The Warriors defense led by Jack Mabry, who scored on an interception return and who also impacted the game with a 41-yard-per punt average, was aggressive and frustrated PA and its star quarterback Braden Bratcher, who was among top passing yardage leaders in the country.
However, the effort was obviously aided by Hill, and he undoubtedly deserved MVP honors. He proved his presence in the lineup was worth a 32-point difference from the previous meeting. He proved he is the best high school football player in the state. That became clear when he was awarded the Arkansas Gatorade Player of the Year award Thursday.
Hill, who also played defensive back in obvious passing situations in the title game, also made a case to be considered one of the top two-sport athletes in Arkansas prep history. He has a handful of Division I football offers, including Auburn, even though football schools knew he was committed to basketball and Arkansas.
Only a handful of former Arkansas prep players can say that.
The gold standard in my time here was Matt Jones, who played multiple football positions in high school, and was a three-year standout in basketball at Van Buren and later Fort Smith Northside.
Jones was definitely a Division I basketball prospect, even though he was more committed to football and then later played both sports at Arkansas.
There are some that speculate Hill will do the same.
For now, he is committed to basketball and will do the unprecedented and enroll early in the January semester and join the Hogs basketball team as a redshirt. Hill was a very coveted point guard recruit and built a national reputation on the AAU circuit.
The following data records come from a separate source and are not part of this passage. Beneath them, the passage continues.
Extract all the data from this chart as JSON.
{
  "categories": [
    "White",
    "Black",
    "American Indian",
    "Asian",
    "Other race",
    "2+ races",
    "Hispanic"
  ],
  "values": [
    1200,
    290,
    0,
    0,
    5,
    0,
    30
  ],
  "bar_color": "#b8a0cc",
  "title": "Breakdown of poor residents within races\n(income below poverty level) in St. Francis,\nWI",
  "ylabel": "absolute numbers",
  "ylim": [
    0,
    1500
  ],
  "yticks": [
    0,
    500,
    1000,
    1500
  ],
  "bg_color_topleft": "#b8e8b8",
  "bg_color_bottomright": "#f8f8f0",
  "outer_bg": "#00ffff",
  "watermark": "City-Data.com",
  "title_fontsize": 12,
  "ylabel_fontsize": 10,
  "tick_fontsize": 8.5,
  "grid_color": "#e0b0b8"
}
This football season, though, maybe pulls his gridiron impact closer to even with his basketball prowess. It could make Hogs fans wonder how his dual-threat talents would do in the new coach Chard Morris’ “hammer down” scheme.
Time will tell what chapter Hill writes on The Hill.
What we know for sure, is he ended his prep sports career with a splash that now puts his name on a short list of sueprastar athletes who turned in memorable performances on a big stage.